Anyway, I like everything about this house except the pocket doors on the closets. I hate them. I like the closet door closed. Who wants to see cluttered shelves and messes of shoes everywhere? A regular door, you grab the knob and pull the door shut. Out of sight, out of mind. But with pocket doors, which slide into the wall, you’ve got to flip up this little brass tab and actually pull the door out of the wall. I got a carpenter to come look and tell me what it would take to replace those doors.  Money. You can do anything if you’re willing to pay for it. But this is an expensive proposition, new doors, building a new jamb to take the weight of the door, all the hardware, etcetera, etcetera
But I digress.
Julia identified her house for me as she snapped photos through my family room windows.  Her house is fairly typical of older houses in town, white clapboard with green shutters, a wrap-around porch, old and generally in need of repair. Probably creaky.  Much like the population.  Myself included.
Julia, as I mentioned, looked to be in her early thirties, which is young for the county demographic.  She wore no wedding ring, and a woman her age with a house of her own is uncommon here.
“How long have you lived here?” I asked, looking out at the house she’d pointed to.
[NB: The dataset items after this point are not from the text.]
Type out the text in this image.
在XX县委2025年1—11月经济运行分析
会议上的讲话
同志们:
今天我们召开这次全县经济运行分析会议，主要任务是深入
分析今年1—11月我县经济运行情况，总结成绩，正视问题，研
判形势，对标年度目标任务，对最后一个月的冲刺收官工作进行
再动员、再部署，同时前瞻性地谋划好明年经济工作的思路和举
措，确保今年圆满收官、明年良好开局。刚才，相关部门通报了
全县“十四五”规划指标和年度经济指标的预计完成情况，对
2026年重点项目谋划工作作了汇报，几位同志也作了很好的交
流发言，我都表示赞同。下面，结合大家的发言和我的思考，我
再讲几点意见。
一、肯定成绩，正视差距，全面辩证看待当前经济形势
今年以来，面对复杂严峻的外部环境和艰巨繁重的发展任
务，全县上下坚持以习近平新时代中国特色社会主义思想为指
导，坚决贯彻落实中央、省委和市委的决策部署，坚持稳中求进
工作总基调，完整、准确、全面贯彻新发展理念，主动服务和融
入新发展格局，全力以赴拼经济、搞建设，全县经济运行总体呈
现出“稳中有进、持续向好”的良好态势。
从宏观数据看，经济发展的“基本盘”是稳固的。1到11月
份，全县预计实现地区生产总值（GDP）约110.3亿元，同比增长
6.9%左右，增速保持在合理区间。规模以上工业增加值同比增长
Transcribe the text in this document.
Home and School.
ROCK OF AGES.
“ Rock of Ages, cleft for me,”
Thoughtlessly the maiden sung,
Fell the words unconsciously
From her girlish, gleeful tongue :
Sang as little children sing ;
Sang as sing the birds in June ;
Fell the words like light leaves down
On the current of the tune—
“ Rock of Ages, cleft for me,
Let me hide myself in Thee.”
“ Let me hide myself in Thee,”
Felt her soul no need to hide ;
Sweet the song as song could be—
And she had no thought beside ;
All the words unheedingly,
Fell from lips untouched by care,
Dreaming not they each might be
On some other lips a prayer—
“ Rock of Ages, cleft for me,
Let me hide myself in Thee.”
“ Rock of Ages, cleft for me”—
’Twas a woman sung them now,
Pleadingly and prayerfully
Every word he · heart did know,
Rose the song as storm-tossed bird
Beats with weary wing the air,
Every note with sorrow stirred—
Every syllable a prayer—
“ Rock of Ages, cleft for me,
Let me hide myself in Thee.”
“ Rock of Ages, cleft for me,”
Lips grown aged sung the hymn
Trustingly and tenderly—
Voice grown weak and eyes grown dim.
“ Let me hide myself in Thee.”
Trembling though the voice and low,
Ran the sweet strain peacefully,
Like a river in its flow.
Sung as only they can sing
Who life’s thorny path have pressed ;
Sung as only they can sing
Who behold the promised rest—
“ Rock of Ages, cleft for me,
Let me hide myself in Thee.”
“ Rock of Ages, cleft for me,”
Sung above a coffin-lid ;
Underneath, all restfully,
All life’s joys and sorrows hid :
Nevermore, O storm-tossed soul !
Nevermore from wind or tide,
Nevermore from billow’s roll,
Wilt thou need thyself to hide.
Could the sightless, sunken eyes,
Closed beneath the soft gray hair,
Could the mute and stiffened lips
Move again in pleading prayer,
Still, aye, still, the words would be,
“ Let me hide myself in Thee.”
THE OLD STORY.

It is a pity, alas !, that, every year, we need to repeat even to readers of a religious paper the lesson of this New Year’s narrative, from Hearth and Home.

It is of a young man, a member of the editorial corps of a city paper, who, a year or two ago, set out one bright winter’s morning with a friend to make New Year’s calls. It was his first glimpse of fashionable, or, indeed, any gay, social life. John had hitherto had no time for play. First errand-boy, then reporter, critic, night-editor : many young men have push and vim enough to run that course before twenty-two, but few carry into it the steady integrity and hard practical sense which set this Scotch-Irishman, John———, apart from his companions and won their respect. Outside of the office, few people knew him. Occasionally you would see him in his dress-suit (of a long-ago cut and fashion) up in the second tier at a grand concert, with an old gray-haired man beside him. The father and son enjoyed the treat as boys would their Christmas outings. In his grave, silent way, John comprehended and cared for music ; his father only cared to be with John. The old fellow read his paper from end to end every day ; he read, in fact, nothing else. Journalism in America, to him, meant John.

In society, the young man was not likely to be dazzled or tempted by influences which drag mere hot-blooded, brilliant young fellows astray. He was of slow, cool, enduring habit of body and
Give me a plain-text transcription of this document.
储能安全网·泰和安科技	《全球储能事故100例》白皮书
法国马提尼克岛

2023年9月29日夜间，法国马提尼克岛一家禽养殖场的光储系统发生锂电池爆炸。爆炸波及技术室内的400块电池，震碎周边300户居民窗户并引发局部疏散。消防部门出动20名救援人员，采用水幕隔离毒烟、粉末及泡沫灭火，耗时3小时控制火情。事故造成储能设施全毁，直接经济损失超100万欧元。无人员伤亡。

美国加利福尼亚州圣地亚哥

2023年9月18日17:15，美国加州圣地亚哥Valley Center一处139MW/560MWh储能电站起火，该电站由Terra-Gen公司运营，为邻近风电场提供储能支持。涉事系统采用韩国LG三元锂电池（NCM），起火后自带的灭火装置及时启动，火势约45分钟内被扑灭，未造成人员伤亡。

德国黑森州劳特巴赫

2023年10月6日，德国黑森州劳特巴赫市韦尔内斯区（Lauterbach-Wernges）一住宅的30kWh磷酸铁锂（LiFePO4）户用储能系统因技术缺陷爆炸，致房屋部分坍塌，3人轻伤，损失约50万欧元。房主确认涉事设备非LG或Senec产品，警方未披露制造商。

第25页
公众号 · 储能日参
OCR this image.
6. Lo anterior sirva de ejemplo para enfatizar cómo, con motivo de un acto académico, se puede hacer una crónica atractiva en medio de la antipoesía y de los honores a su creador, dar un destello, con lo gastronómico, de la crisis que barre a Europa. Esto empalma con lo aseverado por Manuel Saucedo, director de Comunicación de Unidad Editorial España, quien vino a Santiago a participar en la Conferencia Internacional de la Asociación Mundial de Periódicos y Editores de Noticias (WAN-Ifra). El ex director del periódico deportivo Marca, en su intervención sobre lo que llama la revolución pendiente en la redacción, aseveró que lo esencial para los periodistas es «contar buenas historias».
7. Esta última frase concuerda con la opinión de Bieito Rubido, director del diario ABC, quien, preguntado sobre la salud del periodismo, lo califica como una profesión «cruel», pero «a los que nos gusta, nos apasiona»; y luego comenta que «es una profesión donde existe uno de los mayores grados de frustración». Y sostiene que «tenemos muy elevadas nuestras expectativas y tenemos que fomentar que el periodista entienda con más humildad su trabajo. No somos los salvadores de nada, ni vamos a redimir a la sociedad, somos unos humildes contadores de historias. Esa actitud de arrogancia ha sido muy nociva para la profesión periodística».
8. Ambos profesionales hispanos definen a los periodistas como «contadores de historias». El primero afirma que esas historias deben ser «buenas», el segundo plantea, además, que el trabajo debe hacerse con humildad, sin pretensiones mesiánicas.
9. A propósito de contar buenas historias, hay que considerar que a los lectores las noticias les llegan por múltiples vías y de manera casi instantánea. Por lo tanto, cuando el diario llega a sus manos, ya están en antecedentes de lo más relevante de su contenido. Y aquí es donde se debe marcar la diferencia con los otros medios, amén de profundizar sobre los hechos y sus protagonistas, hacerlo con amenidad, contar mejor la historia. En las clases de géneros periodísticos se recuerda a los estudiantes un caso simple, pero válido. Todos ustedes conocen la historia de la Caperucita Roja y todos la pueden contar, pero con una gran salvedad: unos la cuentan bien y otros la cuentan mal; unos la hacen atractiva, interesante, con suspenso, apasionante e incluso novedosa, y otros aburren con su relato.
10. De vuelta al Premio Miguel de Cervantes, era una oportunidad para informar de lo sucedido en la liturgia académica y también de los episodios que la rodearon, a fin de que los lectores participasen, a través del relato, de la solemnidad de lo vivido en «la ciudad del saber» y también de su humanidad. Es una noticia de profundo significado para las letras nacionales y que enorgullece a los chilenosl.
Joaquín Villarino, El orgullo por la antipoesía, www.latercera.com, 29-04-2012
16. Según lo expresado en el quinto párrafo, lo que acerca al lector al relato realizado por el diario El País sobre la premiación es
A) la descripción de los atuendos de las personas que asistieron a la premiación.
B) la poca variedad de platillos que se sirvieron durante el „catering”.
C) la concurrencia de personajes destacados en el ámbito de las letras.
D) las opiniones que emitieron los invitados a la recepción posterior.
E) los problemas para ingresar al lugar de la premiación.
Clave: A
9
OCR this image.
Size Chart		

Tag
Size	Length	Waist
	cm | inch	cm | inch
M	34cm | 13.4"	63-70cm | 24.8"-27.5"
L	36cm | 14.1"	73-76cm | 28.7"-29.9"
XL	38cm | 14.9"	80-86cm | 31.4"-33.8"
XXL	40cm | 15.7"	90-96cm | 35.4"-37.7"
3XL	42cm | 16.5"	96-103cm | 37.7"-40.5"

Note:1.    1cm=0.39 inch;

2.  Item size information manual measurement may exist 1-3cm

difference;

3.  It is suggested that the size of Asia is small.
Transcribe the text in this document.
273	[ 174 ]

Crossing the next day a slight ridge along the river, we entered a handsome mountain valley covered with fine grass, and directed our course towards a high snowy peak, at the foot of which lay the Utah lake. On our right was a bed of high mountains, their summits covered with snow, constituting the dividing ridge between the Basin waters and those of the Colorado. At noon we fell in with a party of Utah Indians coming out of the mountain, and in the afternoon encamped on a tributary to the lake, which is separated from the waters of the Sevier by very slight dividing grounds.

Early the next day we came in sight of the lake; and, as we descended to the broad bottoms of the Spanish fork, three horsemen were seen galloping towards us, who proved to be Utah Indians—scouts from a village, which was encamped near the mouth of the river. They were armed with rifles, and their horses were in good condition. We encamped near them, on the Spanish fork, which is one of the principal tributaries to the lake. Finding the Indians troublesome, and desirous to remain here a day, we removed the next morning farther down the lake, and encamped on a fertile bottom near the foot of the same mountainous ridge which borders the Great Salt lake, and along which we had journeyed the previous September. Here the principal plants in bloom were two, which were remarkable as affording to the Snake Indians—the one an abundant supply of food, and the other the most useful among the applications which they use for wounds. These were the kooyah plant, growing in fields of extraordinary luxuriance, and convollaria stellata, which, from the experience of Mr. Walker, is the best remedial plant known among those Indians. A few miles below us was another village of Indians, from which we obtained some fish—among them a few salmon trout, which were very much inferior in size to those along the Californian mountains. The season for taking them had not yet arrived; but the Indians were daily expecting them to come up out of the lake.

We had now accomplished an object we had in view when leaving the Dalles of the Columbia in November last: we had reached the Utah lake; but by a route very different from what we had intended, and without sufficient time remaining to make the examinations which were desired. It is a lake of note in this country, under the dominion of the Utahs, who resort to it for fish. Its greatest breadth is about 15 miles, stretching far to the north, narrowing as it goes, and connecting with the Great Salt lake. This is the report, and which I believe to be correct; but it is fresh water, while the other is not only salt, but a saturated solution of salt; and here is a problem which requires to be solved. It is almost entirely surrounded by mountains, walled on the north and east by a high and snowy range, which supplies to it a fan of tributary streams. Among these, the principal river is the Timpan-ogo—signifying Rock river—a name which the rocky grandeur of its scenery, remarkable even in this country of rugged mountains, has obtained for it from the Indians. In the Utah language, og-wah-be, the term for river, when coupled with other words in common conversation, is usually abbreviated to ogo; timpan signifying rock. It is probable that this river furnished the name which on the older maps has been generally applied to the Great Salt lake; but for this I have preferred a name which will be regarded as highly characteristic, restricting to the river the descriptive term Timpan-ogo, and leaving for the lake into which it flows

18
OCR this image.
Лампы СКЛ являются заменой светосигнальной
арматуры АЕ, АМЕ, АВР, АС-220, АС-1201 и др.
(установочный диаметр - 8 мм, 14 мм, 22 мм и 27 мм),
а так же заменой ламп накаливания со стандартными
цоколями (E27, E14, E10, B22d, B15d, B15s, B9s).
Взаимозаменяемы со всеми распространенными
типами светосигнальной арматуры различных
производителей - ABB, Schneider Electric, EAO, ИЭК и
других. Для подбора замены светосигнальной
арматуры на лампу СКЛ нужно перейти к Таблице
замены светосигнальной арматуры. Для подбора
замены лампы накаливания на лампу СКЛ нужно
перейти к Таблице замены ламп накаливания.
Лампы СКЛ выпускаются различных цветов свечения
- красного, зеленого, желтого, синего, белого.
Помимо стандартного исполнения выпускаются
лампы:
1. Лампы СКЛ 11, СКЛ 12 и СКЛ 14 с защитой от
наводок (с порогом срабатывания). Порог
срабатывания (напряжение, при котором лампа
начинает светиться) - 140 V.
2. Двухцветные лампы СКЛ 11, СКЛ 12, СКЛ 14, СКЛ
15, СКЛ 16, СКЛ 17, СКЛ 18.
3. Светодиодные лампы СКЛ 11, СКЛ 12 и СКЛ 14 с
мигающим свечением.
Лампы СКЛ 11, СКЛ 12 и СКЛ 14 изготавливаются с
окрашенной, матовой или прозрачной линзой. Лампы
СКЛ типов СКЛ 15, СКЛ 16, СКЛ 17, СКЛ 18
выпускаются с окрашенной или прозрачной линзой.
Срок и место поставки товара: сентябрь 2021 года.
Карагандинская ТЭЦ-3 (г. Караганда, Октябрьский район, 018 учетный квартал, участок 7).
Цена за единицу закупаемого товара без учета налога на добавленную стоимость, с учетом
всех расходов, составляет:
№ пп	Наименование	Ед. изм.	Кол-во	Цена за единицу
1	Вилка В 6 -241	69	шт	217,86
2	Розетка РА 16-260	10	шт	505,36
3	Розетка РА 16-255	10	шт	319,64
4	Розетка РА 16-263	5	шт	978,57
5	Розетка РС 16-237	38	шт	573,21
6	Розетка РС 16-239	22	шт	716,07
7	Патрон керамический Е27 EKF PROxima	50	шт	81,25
Mooney isn’t a local name.  Usually the only young people here are those whose families settled the area in gold rush times, like the Fischers and the Tuckers, or most of the Italians, who came later to work the mines.  My question was part courtesy, part curiosity, something to say to someone who lived in the town.  Which is pretty small; three blocks in any direction and you’ve moved on.
“I don’t live here,” she said, her eye pressed against the viewfinder.  “I live in San Jose.  I just bought the house—I mean I just wrote a check for the down payment or the offer or something.”
She had that puppy friendliness all over her.  It was hard not to be happy for her, although you couldn’t give me one of those old houses.  Something always needs replacing, or repairing, or painting.
“Well, congratulations.  This is quite a move.”  I know San Jose and it’s well on its way to becoming the Los Angeles of the Bay Area.  I was surprised someone as young as Julia would know already that she wanted out of the rat race.
“No, no, I’m not moving,” she said, dropping the camera back in her bag, one of those colorful woven things from Mexico or South America. “I’ve got this great job in San Jose. Actually, I’m not sure why I bought that house.”  She looked at me, and the sudden puzzlement on her face reflected my own.  “It’s just that Otis said—”
“Otis?”
“It’s kind of a long story.”
Will has this poker saying, ‘Care to sit a spell?,’ an invitation to empty your pockets into his because he’s really good at poker. The National Hotel in Jackson, about four miles from here, hasn’t closed its doors in something like 140 years and looks pretty much the way it did when it opened, except shabbier. Tourists love the place. Once, Will was sitting at the bar when a tourist, on advice of the bartender, asked Will if he was a poker player. “Care to sit a spell,” Will asked, like he was in a movie or something.

That’s what I should have said to Julia.  What I said was, “Have a seat.”  But it was pretty much the same thing.  I love a good story.  And Julia’s was good.